I shrugged. I wanted to say something silly or funny to make the Devil laugh like I was having a bad day, one day, and just had had enough of Man spilling his black coffee on a carpet I had just cleaned, or of Man leaving his dirty laundry on the bed I was all ready to sleep in time and time again. Yet all I said was: “It was nice, but I wanted the voice to stop telling me the things I could do or say or be.”

“Well, everything comes at a price, don’t they?” the Devil pointed out, their half-concealed smile scintillating in the light playing amidst the rustling leaves. “The price for peace. The price for order. The price for freedom.”

“What’s the price for all of that, then?”

“How should I know?” sniggered the Devil, walking away and promising nothing. “If I knew any of that, I’ll be pushed into inaction. Nobody really wants to know the true price of anything, do they? Just who won, and who lost. Simple.”

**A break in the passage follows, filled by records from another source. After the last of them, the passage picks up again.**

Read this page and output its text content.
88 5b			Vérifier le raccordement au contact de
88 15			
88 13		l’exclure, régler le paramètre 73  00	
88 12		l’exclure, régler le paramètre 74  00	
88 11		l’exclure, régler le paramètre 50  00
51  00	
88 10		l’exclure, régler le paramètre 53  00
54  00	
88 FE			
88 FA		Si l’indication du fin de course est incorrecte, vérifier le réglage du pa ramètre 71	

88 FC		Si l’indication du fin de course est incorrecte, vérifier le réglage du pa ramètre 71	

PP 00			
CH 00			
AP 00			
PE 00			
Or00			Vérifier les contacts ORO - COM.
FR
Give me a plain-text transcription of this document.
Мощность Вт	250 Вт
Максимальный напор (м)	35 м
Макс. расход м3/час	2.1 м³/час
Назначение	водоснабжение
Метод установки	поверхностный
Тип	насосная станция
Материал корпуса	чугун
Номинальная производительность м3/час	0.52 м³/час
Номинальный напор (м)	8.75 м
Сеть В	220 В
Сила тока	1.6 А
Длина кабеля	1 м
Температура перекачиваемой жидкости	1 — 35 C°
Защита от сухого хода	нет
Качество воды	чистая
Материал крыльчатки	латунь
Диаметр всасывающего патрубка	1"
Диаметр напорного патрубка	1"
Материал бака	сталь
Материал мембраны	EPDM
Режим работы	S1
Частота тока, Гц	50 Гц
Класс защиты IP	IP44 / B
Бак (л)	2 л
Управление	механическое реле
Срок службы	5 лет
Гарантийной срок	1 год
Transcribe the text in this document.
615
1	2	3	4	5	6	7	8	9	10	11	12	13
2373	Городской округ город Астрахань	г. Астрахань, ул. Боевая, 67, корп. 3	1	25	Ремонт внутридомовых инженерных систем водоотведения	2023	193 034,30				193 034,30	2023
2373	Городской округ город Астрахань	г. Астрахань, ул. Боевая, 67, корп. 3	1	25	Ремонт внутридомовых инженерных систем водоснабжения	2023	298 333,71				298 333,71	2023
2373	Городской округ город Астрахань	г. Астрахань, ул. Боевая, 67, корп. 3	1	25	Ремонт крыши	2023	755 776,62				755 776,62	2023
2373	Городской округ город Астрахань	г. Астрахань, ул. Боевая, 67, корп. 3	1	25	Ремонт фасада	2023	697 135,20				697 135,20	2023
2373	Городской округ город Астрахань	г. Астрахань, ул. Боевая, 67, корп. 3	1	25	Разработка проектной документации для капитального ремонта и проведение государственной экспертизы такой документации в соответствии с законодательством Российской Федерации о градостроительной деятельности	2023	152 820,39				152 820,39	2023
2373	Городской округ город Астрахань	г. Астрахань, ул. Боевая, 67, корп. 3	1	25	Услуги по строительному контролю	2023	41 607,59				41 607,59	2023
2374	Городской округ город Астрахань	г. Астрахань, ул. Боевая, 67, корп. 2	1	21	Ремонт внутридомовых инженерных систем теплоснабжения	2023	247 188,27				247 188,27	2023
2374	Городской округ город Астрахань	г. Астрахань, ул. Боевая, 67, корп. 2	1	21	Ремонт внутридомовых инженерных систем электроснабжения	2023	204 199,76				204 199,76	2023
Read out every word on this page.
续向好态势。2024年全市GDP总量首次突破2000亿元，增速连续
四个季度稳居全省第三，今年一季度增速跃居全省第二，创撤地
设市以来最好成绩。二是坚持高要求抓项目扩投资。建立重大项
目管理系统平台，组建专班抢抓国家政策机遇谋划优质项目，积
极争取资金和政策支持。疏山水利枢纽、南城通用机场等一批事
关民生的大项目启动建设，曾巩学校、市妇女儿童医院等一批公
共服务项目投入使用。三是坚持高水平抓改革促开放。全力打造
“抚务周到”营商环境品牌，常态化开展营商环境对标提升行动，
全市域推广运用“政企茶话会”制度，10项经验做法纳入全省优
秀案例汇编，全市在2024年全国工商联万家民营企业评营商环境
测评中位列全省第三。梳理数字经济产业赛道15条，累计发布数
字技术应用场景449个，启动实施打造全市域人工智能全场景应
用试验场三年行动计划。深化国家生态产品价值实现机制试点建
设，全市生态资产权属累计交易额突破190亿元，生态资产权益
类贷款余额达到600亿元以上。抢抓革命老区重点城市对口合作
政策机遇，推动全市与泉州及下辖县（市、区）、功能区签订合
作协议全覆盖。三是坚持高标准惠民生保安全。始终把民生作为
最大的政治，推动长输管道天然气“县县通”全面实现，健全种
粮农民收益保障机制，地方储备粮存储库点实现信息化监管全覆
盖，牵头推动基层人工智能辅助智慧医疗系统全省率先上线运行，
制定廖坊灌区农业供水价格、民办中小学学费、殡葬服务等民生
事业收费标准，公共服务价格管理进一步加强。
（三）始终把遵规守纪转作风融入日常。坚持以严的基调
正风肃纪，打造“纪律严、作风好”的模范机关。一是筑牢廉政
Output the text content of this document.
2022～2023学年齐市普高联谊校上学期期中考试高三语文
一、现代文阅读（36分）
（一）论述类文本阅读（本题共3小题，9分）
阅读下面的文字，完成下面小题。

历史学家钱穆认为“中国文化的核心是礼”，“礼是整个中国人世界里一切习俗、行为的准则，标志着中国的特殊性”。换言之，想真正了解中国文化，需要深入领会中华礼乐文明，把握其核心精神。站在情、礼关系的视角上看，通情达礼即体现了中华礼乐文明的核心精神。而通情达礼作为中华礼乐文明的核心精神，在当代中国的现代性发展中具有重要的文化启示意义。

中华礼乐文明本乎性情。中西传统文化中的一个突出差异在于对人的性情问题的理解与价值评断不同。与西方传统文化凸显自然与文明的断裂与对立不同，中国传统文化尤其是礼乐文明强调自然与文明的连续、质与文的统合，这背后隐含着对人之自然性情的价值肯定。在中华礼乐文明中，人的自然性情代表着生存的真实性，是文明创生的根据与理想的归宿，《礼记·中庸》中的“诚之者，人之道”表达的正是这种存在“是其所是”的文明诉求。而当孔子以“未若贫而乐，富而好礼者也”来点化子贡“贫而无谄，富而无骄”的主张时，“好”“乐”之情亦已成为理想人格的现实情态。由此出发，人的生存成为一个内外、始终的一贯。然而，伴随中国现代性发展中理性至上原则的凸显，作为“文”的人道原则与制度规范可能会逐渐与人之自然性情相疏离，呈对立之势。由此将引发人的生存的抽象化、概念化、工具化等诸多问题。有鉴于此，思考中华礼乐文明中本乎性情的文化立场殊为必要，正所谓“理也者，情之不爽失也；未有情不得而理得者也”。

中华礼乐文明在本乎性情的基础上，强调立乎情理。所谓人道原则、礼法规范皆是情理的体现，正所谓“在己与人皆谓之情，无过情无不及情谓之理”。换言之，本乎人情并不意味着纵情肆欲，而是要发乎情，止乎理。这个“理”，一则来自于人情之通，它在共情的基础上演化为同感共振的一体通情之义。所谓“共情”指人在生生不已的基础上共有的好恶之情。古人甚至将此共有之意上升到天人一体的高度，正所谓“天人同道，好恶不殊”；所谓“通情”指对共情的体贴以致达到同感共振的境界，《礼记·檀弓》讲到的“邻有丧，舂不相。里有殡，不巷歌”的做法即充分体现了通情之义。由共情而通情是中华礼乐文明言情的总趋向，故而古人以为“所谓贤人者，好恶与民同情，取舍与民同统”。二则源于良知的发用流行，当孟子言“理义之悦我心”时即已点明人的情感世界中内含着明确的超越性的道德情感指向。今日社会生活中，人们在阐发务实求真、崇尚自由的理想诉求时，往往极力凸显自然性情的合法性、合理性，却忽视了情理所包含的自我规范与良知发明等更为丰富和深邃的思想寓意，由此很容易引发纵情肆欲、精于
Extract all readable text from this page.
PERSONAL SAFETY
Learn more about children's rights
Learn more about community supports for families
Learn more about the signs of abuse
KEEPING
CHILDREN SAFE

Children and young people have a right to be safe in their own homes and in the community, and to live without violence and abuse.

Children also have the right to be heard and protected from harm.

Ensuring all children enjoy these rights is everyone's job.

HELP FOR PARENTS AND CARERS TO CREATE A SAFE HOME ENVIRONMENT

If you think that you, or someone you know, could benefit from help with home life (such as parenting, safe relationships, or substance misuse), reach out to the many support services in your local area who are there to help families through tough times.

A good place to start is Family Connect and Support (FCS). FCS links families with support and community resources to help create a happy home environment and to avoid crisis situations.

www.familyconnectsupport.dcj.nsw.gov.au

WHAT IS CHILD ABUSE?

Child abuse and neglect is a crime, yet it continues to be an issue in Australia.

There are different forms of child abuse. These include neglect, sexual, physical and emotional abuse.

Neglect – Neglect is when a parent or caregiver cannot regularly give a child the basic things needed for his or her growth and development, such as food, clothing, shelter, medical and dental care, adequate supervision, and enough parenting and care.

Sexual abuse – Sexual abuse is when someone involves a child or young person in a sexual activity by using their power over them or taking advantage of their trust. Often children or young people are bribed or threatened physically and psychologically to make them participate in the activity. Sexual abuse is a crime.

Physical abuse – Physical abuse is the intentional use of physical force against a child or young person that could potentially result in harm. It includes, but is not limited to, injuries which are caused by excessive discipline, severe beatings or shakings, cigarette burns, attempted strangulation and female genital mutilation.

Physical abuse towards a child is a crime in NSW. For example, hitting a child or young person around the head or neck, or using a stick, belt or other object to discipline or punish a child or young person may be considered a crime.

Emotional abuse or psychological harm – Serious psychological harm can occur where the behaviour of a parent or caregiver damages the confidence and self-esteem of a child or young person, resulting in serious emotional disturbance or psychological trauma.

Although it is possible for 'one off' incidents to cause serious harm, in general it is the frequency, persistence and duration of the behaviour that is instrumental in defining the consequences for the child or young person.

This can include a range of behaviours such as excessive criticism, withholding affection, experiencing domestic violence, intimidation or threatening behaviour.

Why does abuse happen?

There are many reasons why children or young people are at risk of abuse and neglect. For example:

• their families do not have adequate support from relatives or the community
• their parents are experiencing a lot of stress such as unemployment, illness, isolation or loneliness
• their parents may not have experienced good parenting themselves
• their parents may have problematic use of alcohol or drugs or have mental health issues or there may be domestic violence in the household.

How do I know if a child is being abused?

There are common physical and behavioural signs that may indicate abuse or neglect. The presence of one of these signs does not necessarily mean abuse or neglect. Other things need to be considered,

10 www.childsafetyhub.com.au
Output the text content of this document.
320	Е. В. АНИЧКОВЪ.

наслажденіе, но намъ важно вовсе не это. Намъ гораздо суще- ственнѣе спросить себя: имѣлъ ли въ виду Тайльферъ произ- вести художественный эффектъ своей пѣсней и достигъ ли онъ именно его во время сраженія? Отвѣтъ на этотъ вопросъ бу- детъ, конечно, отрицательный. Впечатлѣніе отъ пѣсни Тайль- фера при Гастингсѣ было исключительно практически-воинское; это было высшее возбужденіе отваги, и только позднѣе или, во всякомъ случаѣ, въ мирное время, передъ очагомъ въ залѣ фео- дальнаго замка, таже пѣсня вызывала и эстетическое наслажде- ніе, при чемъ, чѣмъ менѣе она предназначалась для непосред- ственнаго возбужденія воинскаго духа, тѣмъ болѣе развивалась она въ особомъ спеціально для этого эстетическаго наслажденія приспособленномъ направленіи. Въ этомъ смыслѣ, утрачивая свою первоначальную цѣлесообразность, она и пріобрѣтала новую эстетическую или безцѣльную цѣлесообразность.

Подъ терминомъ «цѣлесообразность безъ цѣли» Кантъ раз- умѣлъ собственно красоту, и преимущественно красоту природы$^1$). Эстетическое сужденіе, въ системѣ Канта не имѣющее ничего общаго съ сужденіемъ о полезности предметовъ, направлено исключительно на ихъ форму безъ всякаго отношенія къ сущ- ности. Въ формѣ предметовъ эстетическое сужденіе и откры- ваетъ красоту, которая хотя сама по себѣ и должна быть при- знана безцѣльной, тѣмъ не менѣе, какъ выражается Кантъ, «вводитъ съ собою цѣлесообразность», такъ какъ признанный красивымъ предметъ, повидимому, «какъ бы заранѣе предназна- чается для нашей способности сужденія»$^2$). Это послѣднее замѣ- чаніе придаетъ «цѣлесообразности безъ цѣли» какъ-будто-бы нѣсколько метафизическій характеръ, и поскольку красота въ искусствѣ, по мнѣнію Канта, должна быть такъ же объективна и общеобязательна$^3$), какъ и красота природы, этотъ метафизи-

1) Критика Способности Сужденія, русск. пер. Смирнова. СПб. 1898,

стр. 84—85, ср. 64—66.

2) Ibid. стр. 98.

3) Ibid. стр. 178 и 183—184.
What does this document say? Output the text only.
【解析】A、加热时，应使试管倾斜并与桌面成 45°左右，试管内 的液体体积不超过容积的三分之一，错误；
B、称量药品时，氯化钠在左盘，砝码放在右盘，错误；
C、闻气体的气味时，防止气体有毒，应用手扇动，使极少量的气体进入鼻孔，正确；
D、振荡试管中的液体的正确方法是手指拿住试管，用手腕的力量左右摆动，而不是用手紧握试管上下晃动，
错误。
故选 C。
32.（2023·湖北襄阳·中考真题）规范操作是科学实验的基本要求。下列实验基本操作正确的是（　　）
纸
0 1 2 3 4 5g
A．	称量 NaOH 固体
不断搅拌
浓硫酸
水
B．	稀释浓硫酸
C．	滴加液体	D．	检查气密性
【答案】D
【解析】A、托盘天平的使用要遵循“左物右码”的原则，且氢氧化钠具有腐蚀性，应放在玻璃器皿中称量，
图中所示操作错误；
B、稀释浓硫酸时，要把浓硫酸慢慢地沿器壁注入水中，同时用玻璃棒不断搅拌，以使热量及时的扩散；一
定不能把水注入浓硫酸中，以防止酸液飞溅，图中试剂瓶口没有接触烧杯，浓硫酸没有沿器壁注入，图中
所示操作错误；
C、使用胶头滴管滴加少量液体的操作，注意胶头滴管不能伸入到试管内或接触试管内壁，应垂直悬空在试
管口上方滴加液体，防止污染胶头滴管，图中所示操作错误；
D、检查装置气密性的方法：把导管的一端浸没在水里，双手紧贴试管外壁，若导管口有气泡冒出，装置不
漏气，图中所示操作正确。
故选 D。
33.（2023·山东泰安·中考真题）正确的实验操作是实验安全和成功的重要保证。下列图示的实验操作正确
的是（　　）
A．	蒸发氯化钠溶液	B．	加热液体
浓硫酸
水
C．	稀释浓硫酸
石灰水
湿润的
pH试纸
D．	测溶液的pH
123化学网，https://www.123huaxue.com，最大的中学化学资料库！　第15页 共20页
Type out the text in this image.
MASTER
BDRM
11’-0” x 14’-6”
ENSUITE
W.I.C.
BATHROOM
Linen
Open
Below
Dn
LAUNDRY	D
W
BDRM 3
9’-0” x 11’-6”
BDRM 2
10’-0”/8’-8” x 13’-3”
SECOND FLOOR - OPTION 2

Clearly, there was nothing simple about what they were saying.

One might be surprised by how such a shapeless, amorphous creature like the Devil could become the big, bad wolf of so many narratives—at times, being portrayed as something sacrilegious and grotesque, and at other times, as someone driven by lust and greed and hypocrisy. The truth was they appeared as grainy fumes like polluted air or ashen smoke most of the time, and yet, if they were so inclined, they could take the shape of a plague, bringing entire countries down with them, or a mist of perfumes that lingers in the folds of your clothes and your memories. They could become the nightmare you have had since you were six years old, getting lost in the mall or losing all your teeth, or turn into the slip of a thought you forgot as you were leaving the house, only to never get it back. That’s them. That’s the Devil. A concept. An idea. And a dangerous one at that.

Even if I had loved them, it was unrequited since I never did meet the Devil again after that. I had been leading my night armies from the vacant, dilapidated garden, while they had been rebuilding their rebel forces in the shadows. With our stories side-lined and our histories overlooked, we now make them up as went along preparing for the final conflict in an all-out war with Man and Woman, right here, right where it all started, in these battlegrounds of Eden.

Now, what about you? Wanna come see?